Announcing log processing and analytics in Datadog
We are excited to announce that log management is now generally available in Datadog. You can now enrich, monitor, and analyze logs from all your systems for troubleshooting, auditing, visualization, and alerting.
Datadog log management becomes even more powerful when you unite the three pillars of observability—metrics, tracing, and logs—in one integrated platform. With this addition, you can now visualize all your data in comprehensive dashboards, build alerts that trigger on data from any source, and pivot smoothly between views for rapid troubleshooting. Exploring and correlating your monitoring data without the friction of switching contexts is especially important during critical outages, when every minute is valuable.
Unifying the three pillars of observability
Whatever the source—logs, request traces, or metrics—Datadog automatically collects and tags data from all your tools, platforms, and services. With this automatic correlation and grouping of data, the Datadog user interface allows you to move seamlessly and quickly between related sources of monitoring data without switching tools. For instance, in a click you can jump from a timeseries graph of metrics to a time-scoped set of logs from the same segment of your infrastructure. Similarly, you can put your logs in a broader context of utilization or performance by pivoting from any log entry to a dashboard of resource metrics from the host, or to distributed tracing and APM for the service.
With the addition of log management, many of the Datadog monitoring integrations will start collecting and enriching log data without the need for external log processors, parsing rules, etc. At the time of GA this list includes technologies such as Apache, NGINX, Docker, HAProxy, MySQL, PostgreSQL, MongoDB, Varnish, Java, Python, C#, Node.js, Ruby, Go, AWS CloudTrail, AWS ELB, AWS ALB, AWS RDS, AWS SNS, and AWS Lambda.
Once you set up an integration to send logs, Datadog automatically incorporates key attributes about your logs as facets, which allow you to search, filter, and aggregate your data. Some examples of facets include HTTP status codes for your web logs so you can quickly drill down to errors, or security groups for your CloudTrail logs so you can see who did what, and when.
And if you’re already using a log processor or collector such as rsyslog, Fluentd, Logstash, or syslog-ng, Datadog can collect logs from your existing tools.
Whether your logs come from a built-in integration or a custom service, they pass through customizable processing and analytics pipelines that parse and enrich your logs. On the Pipelines page, you can apply filters, then define a series of processing steps that extract meaningful information or attributes from semi-structured text. Those attributes can then be used to filter or aggregate your data for visualization, alerting, and faceted search.
Visualizing and alerting on log data
You can add filtered log streams or graphs of log analytics to your Datadog dashboards, so you can view log data alongside relevant metrics from the infrastructure and service-level data from Datadog APM.
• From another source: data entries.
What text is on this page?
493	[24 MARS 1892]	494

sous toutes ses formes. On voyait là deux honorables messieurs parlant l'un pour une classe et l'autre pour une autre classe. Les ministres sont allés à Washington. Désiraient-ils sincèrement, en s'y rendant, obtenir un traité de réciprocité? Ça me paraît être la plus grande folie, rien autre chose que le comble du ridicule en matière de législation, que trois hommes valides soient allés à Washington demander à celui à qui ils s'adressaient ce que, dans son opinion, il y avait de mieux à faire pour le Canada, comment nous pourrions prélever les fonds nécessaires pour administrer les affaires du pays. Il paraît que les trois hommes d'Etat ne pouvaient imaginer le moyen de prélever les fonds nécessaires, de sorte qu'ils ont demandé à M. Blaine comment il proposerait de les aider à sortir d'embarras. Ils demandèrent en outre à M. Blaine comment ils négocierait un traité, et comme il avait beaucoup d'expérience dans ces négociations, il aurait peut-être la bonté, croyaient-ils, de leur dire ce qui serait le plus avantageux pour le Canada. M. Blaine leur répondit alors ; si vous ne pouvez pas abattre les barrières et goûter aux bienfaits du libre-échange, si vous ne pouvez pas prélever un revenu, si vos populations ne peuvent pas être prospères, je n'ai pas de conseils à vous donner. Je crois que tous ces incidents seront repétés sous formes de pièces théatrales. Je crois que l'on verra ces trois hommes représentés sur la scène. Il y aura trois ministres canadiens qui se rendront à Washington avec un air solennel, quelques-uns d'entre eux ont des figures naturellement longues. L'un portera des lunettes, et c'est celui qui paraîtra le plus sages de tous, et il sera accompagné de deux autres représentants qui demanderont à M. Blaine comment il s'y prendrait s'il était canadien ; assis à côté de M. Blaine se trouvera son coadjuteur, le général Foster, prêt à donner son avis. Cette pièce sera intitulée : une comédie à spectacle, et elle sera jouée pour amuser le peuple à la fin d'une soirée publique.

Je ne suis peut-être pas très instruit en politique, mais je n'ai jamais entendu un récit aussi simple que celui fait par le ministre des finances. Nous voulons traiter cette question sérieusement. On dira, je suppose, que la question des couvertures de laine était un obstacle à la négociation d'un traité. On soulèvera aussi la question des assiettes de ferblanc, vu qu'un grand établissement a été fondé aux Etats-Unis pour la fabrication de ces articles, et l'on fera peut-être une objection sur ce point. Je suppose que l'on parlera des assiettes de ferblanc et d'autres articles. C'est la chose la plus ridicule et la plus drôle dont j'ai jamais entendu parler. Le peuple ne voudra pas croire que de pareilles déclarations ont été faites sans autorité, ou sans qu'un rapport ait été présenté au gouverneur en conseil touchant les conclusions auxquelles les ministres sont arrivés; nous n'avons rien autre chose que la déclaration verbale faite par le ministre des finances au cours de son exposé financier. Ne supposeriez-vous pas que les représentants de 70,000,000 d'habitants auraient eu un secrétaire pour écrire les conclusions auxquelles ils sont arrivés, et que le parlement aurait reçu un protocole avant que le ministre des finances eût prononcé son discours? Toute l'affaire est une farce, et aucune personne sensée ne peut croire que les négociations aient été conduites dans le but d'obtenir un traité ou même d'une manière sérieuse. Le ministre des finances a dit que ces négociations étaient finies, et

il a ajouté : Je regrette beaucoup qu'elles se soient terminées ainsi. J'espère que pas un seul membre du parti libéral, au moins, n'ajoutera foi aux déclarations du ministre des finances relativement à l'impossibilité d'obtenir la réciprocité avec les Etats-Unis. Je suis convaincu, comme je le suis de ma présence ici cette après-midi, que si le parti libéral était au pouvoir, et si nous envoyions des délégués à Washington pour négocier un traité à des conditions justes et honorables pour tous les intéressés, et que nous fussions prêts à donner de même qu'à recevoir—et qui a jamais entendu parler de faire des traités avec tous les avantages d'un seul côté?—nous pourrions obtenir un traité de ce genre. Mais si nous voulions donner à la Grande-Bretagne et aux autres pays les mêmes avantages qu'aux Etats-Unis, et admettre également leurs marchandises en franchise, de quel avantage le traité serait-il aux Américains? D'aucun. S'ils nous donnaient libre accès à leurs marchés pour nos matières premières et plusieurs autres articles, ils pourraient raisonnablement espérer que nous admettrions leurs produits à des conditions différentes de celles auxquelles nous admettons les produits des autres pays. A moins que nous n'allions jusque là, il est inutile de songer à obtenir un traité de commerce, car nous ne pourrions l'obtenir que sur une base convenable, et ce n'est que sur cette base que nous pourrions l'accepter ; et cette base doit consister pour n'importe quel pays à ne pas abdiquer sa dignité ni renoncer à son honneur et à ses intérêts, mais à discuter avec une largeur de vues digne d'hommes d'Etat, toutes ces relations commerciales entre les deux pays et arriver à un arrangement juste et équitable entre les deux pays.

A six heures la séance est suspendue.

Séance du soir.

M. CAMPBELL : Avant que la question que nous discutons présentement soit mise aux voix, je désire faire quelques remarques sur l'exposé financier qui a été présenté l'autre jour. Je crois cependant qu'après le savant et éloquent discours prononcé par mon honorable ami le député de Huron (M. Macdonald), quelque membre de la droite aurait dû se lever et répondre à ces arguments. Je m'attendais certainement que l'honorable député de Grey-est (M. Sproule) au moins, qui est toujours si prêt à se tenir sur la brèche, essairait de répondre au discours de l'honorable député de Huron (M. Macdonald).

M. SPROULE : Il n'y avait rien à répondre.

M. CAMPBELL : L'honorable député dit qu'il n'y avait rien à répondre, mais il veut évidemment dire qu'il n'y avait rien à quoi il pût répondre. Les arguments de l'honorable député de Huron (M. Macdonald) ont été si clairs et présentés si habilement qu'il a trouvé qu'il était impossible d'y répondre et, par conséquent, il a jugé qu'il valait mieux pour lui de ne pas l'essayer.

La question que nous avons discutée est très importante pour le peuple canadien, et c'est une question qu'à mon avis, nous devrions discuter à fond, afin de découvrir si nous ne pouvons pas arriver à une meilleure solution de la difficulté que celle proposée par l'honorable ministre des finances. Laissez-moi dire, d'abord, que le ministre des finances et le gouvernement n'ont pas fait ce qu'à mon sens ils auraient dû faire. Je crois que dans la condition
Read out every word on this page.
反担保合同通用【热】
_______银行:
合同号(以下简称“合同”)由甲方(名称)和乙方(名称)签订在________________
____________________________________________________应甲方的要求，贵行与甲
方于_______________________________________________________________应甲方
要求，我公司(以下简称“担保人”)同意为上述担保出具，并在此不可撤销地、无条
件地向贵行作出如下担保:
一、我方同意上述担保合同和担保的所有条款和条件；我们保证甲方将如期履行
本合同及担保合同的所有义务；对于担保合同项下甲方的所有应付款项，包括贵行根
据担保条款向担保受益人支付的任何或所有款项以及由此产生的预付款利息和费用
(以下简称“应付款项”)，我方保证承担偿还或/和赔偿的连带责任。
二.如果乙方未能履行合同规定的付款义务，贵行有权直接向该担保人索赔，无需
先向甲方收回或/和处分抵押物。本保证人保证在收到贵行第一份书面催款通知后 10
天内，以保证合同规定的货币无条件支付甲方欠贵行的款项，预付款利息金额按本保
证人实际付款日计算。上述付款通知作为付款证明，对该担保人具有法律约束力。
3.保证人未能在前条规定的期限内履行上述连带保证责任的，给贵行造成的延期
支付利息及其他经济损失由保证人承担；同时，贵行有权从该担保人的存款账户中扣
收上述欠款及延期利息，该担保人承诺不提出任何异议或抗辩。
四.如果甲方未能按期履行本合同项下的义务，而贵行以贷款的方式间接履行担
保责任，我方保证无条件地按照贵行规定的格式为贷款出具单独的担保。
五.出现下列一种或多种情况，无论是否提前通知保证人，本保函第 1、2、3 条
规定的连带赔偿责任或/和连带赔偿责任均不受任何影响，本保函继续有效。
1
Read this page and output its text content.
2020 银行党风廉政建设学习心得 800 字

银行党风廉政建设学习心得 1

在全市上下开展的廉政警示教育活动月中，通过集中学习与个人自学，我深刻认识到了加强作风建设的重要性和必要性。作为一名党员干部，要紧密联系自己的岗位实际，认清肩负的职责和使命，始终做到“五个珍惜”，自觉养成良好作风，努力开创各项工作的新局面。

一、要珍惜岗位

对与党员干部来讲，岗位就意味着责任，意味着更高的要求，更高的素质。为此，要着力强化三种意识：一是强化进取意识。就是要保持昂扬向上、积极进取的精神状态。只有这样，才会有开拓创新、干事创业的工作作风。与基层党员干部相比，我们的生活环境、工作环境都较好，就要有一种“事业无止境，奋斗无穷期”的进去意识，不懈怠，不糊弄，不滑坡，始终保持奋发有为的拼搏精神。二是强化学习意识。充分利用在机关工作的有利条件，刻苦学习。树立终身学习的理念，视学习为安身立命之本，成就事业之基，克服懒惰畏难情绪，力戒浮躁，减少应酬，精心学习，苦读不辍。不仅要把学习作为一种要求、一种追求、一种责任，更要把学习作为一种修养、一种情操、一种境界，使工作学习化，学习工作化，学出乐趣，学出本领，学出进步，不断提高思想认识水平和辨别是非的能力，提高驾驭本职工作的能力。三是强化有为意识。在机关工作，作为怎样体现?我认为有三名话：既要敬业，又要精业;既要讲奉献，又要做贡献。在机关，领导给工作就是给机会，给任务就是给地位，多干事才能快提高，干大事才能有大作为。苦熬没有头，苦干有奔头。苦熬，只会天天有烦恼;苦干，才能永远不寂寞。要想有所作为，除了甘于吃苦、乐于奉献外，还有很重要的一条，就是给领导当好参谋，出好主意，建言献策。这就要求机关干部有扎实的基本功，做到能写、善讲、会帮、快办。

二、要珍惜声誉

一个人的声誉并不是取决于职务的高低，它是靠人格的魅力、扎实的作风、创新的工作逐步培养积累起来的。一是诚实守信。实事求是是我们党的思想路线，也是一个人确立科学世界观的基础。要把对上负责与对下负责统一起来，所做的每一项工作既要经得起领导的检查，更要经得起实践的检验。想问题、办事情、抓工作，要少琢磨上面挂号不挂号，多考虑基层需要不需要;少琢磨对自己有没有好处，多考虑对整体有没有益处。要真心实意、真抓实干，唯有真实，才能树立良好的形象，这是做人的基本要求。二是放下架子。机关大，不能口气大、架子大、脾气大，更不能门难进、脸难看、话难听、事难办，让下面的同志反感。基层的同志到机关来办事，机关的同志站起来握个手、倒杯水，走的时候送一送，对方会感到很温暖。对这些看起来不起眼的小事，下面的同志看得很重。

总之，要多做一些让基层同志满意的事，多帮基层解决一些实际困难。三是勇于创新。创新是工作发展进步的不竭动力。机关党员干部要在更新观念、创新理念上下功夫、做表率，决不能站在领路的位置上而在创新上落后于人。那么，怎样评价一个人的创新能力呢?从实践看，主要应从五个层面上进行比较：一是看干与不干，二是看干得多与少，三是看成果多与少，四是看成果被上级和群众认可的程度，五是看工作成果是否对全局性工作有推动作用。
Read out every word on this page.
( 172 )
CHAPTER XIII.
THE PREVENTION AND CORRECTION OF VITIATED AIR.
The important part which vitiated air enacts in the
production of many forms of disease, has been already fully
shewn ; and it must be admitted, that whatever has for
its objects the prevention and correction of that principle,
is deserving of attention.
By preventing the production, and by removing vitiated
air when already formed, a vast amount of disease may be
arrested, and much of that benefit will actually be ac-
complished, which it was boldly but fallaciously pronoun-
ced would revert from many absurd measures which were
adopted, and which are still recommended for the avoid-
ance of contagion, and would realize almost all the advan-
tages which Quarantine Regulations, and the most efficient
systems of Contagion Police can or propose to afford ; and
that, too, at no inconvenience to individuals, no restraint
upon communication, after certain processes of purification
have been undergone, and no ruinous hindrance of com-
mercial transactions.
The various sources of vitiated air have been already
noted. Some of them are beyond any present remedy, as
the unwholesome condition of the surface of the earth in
You can also build alerts that evaluate the contents of your logs—so you can get notified whenever a particular exception occurs in unacceptable numbers, or when the number of suspicious login attempts suddenly spikes. As with all Datadog alerts, you can notify individuals or teams via services like Slack, PagerDuty, or OpsGenie, or you can create tickets in workflow systems like JIRA or ServiceNow.
Explore your logs
The Log Explorer page makes it easy and intuitive to navigate your data for troubleshooting or open-ended exploration. You can quickly filter your logs and drill down to any part of your infrastructure or applications using faceted or full-text search. You can then export any query from the Log Explorer to the Monitors UI to build alerting rules around incoming log data.
Analyze your logs
The Log Explorer also features an analytics view that enables you to graph trends in your logs. So you can break down your logs by attributes such as status (error, warn, info), then drill through to see the actual log messages for any errors, or visualize the 95th percentile response times of each of your HTTP servers.